In 1977, the Uniting Church was established and the inland missions of the Presbyterian, Congregational and Methodist Churches were combined to form Frontier Services. Flynn's vision for outback people continues to be implemented today, with over 1,000 staff nationally in over 120 services, with 3,000 volunteers covering 7.5 million square kilometres—85 per cent of the landmass of this country—and 21 patrol ministers supporting more than 15,000 families. I am very familiar with and admire the work of Frontier Services in the Northern Territory and I want to use this speech tonight to pay tribute to their dedicated and professional staff, who continue to provide an amazing range of services and support to the communities they serve in the Territory.

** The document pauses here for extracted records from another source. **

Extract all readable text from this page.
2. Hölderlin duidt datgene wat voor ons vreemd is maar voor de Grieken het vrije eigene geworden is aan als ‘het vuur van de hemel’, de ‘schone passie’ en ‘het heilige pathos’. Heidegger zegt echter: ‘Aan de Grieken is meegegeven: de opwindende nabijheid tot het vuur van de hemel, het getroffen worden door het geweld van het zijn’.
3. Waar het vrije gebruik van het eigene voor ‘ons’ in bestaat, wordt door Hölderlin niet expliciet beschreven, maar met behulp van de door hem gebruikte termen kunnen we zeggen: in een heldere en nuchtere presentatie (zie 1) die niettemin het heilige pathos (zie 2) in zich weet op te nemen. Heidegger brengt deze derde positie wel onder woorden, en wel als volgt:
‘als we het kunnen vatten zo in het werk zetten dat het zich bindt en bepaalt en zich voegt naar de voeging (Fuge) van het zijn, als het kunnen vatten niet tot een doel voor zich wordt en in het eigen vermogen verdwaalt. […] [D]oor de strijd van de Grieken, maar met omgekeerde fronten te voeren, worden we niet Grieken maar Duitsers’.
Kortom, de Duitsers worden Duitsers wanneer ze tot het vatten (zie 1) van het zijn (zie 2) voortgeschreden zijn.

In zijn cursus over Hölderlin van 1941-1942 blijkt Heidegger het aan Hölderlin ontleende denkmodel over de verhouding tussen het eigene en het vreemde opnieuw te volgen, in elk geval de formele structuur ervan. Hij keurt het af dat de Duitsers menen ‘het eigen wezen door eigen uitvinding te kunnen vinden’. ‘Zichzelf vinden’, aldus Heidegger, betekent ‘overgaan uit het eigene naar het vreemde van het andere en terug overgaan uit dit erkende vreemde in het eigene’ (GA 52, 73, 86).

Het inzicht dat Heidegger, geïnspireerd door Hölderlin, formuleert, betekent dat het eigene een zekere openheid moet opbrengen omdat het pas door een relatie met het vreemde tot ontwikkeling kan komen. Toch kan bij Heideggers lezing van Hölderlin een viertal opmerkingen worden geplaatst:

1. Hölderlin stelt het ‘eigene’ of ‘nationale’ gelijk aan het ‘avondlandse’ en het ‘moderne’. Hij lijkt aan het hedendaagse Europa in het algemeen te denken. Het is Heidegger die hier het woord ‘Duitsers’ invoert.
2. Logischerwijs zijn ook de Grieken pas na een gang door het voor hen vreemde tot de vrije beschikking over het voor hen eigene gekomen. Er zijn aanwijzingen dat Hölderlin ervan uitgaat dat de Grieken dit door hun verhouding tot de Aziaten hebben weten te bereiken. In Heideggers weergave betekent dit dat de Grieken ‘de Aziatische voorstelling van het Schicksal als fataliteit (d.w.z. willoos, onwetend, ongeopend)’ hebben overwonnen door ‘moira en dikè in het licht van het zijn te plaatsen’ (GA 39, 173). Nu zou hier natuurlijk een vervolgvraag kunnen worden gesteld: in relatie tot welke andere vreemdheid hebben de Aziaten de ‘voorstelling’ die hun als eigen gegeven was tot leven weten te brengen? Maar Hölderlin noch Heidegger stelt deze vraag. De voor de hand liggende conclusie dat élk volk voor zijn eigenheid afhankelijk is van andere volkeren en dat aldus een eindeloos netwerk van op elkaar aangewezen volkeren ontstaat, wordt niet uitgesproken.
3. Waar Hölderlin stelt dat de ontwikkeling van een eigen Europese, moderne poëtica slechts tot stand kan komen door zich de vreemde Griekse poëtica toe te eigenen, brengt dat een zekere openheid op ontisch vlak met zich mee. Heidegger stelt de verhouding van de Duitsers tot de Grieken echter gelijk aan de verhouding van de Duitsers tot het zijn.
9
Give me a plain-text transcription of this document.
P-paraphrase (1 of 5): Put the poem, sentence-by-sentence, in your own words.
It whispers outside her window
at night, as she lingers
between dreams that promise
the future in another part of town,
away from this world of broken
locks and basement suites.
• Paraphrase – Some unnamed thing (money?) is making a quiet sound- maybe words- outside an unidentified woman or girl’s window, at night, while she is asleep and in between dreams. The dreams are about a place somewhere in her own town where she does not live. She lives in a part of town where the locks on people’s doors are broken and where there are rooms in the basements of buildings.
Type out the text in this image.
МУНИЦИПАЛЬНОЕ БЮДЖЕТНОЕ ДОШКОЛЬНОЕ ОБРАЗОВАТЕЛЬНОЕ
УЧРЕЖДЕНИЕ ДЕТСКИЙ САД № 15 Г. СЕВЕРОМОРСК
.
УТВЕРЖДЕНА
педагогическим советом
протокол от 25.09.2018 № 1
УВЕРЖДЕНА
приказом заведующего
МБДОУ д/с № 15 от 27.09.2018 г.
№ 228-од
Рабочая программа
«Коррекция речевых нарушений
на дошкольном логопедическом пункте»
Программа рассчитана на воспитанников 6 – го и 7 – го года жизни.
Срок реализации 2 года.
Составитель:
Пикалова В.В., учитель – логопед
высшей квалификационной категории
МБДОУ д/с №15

A snapshot of the NT and Frontier Services takes you to the Mutitjulu Child Care Centre and Mutitjulu Community Care, Respite and Aged Care in Tennant Creek, Old Timers Village and Hetti Perkins in Alice Springs, the Katherine Hostel, Rocky Ridge and Stepping Stone—also in Katherine—Terrace Gardens, Tracey Aged Care and the Juninga Centre in Darwin, to name but just a few of the many services available. Frontier Services continues to deliver support so that regardless of where people live, they are within reach. The provision of medical, social and spiritual support is at the centre of the activities undertaken by Frontier Services. The dedication of the staff, their willingness to engage locally and the organisation's commitment to regional development ensures that John Flynn's legacy continues to deliver.

To Jan Trengrove, the chairperson, and to the board members of Frontier Services, past and present, I say that your work and vision ensure that Frontier Services maintains relevance in inland Australia. Your vision statement says:

In remote areas of Australia, reconciliation will become reality, hope will replace anxiety and despair, justice and equity will build community and everyone will have access to the services they need as we journey together.

Frontier Services—and not only in the Northern Territory but right around this country—congratulations on celebrating 100 years of working in and at the heart of inland Australia. I give you my very best wishes for a very grand vision and good luck for the next 100 years.